I'm considering two strategies to do "data augmentation" on time-series forecasting.
First, a little bit of background. A predictor $P$ to forecast the next step of a time-series $\lbrace A_i\rbrace$ is a function that typically depends on two things, the time-series past states, but also the predictor's past states:
$$P(\lbrace A_{i\leq t-1}\rbrace,P_{S_{t-1}})$$
If we want to adjust/train our system to obtain a good $P$, then we'll need enough data. Sometimes available data won't be enough, so we consider doing data augmentation.
First approach
Suppose we have the time-series $\lbrace A_i \rbrace$, with $1 \leq i \leq n$. And suppose also that we have $\epsilon$ that meets the following condition: $0<\epsilon < |A_{i+1} - A_i| \forall i \in \lbrace 1, \ldots,n\rbrace$.
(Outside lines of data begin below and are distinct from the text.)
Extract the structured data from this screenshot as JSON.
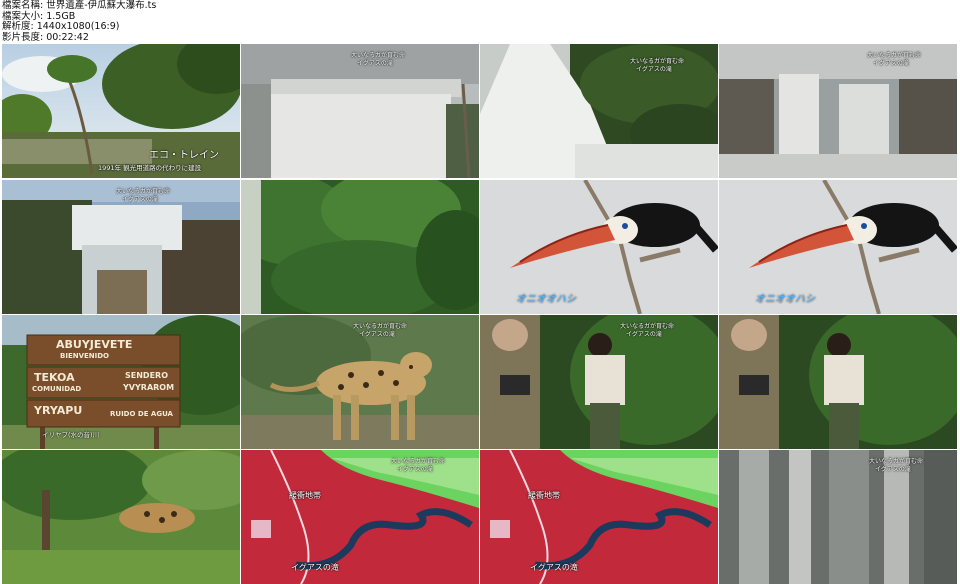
{
  "header": {
    "file_name": "檔案名稱: 世界遺產-伊瓜蘇大瀑布.ts",
    "file_size": "檔案大小: 1.5GB",
    "resolution": "解析度: 1440x1080(16:9)",
    "duration": "影片長度: 00:22:42"
  },
  "tiles": [
    {
      "id": 1,
      "caption": "エコ・トレイン",
      "subcaption": "1991年 観光用道路の代わりに建設"
    },
    {
      "id": 2,
      "lines": [
        "大いなるガが育む命",
        "イグアスの滝"
      ]
    },
    {
      "id": 3,
      "lines": [
        "大いなるガが育む命",
        "イグアスの滝"
      ]
    },
    {
      "id": 4,
      "lines": [
        "大いなるガが育む命",
        "イグアスの滝"
      ]
    },
    {
      "id": 5,
      "lines": [
        "大いなるガが育む命",
        "イグアスの滝"
      ]
    },
    {
      "id": 6
    },
    {
      "id": 7,
      "label": "オニオオハシ"
    },
    {
      "id": 8,
      "label": "オニオオハシ"
    },
    {
      "id": 9,
      "sign": [
        "ABUYJEVETE",
        "BIENVENIDO",
        "TEKOA",
        "COMUNIDAD",
        "SENDERO",
        "YVYRAROM",
        "YRYAPU",
        "RUIDO DE AGUA"
      ],
      "caption": "イリヤプ(水の音)川"
    },
    {
      "id": 10,
      "lines": [
        "大いなるガが育む命",
        "イグアスの滝"
      ]
    },
    {
      "id": 11,
      "lines": [
        "大いなるガが育む命",
        "イグアスの滝"
      ]
    },
    {
      "id": 12
    },
    {
      "id": 13
    },
    {
      "id": 14,
      "label_top": "緩衝地帯",
      "label_bottom": "イグアスの滝",
      "lines": [
        "大いなるガが育む命",
        "イグアスの滝"
      ]
    },
    {
      "id": 15,
      "label_top": "緩衝地帯",
      "label_bottom": "イグアスの滝"
    },
    {
      "id": 16,
      "lines": [
        "大いなるガが育む命",
        "イグアスの滝"
      ]
    }
  ],
  "colors": {
    "background": "#ffffff",
    "label_blue": "#4fb6ff",
    "map_red": "#c22a3c",
    "map_green": "#6bd35f",
    "river": "#1d3a5c"
  }
}
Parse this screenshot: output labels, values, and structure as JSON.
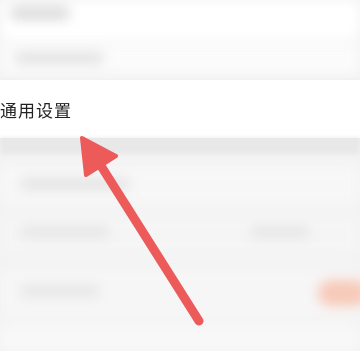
{
  "settings": {
    "general_label": "通用设置"
  },
  "colors": {
    "arrow": "#ec5a5a",
    "row_background": "#ffffff",
    "page_background": "#f3f3f3",
    "accent_blur": "#f7c9b8"
  },
  "icons": {
    "pointer": "arrow-pointer-icon"
  }
}
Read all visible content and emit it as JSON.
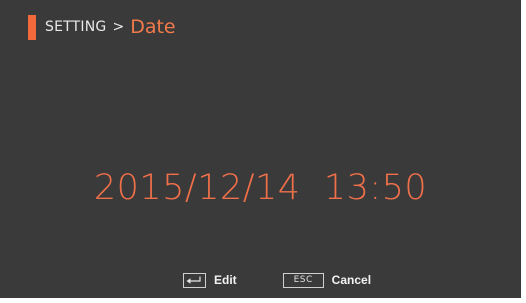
{
  "header": {
    "root": "SETTING",
    "separator": ">",
    "current": "Date"
  },
  "datetime": {
    "value": "2015/12/14  13:50"
  },
  "footer": {
    "edit": {
      "key_icon": "enter-key-icon",
      "label": "Edit"
    },
    "cancel": {
      "key": "ESC",
      "label": "Cancel"
    }
  },
  "colors": {
    "background": "#3a3a3a",
    "accent": "#f26a3c",
    "text": "#e9e9e9"
  }
}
We can construct a new time series $\lbrace B_i = A_i+r_i\rbrace$, where $r_i$ is a realization of the distribution $N(0,\frac{\epsilon}{2}) $.
Then, instead of minimizing the loss function only over $\lbrace A_i \rbrace$, we do that also over $\lbrace B_i \rbrace$. So, if the optimization process takes $m$ steps, we have to "initialize" the predictor $2m$ times, and we'll compute approximately $2m(n-1)$ predictor internal states.
Second approach
We compute $\lbrace B_i \rbrace$ as before, but we don't update the predictor's internal state using $\lbrace B_i \rbrace$, but $\lbrace A_i \rbrace$. We only use the two series together at the time of computing the loss function, so we'll compute approximately $m(n-1)$ predictor internal states.
Of course, there is less computational work here (although the algorithm is a little bit uglier), but it does not matter for now.
The doubt
The problem is: from a statistical point of view, which is the the "best" option? And why?
My intuition tells me that the first one is better, because it helps to "regularize" the weights related with the internal state, while the second one only helps to regularize the weights related with the observed time-series' past.
Extra:
- Any other ideas to do data augmentation for time series forecasting?
- How to weight the synthetic data in the training set?